After the survivor ceremonies came the rest of the (very, very long) night. I don't know how Relay is done outside of eastern Kentucky, but here, the Relay lasts from six PM to six AM. This was the first time in nearly twenty years that I stayed awake all night (either by design or by insomnia). While everyone does some walking on the track, and relay teams try to keep at least one member walking through at least the first two-thirds of the night, the walking part of the relay tends to be played down here, with more emphasis on "spirit" through a variety of games and activities. What we lacked in experience (almost all of the other teams had been participating for many years), we made up for in enthusiasm. The photo (left) shows several of my team mates working on the words to our own Relay relevant words set to "Rockin' Around the Christmas Tree." For almost no rehearsal, we gave a pretty credible performance.

After about midnight, there was considerable attrition around the Relay track, the majority of non-team members -- children/parents/friends -- went home to bed, and even a fairly large number of team members gave up and went home. In several cases entire teams left. Our group dwindled from 11 team members and about 20 family members to just six dedicated team members. By sheer coincidence, our chosen Relay night, turned out to be misty and unseasonably cold: thermometer readings stayed in the low 50's, but a brisk little wind from about 2 AM on was chilling.

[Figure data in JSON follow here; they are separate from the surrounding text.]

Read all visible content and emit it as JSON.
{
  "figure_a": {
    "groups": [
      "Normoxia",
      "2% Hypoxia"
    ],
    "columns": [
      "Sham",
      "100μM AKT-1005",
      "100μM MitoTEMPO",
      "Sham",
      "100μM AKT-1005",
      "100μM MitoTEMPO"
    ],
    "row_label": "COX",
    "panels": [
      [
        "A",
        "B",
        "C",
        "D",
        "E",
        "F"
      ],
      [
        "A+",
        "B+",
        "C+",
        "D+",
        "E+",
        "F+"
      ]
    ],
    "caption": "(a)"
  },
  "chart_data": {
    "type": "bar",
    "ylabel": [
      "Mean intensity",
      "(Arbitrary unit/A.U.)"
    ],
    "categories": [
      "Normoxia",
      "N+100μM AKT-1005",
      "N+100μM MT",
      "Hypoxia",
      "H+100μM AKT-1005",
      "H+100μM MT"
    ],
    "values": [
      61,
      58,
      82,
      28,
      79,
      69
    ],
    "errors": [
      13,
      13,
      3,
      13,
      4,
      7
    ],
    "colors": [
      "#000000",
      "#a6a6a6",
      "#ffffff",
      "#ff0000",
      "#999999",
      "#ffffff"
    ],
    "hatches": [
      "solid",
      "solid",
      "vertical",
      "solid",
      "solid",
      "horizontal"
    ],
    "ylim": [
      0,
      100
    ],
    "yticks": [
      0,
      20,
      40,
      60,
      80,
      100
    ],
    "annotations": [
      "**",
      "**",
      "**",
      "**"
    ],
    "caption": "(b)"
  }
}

None of us had really come prepared for the weather, we all had sweatshirts, and light throws, when what we need were jackets, hats, gloves and sleeping bags or quilts. A fire would have really been welcome. Also we'd brought lots of food, but it was all summer time, cold fair -- there were a LOT of left over ice cold beverages, but no one had any hot drinks.

The best part of the experience was getting the chance to talk to and get to know one of my fellow workers -- Angela. Angela and I are the same age. We first met when Angela's daughter Sandy was one of my students at my previous job -- a college in near by Virginia. Then six years after Sandy was my student, she became my office mate at Southeast for seven years until a new building was completed that gave us all separate offices. A couple of years ago, Angela who had worked as a nurses aid for most of her career, came to work at the college in the maintenance department. I see Angela almost every day, but she has little time to talk, as the maintenance department is vastly understaffed and overworked. Being more than a decade older than our other team members, Angela and I teamed up to walk together, and huddle against the cold together.

Relay night was a rewarding experience and one that I would not have missed. I especially treasure the time spent with Angela and the other members of my team. However, I think next year I'm going to donate money, and stay at home to sleep in my own comfortable bed!

1 comment:

Qaro said...

Out partying all night, eh? ;)

Sounds like a wonderful adventure! You'll need to help organize it next year because you've got the list of what could make it even better!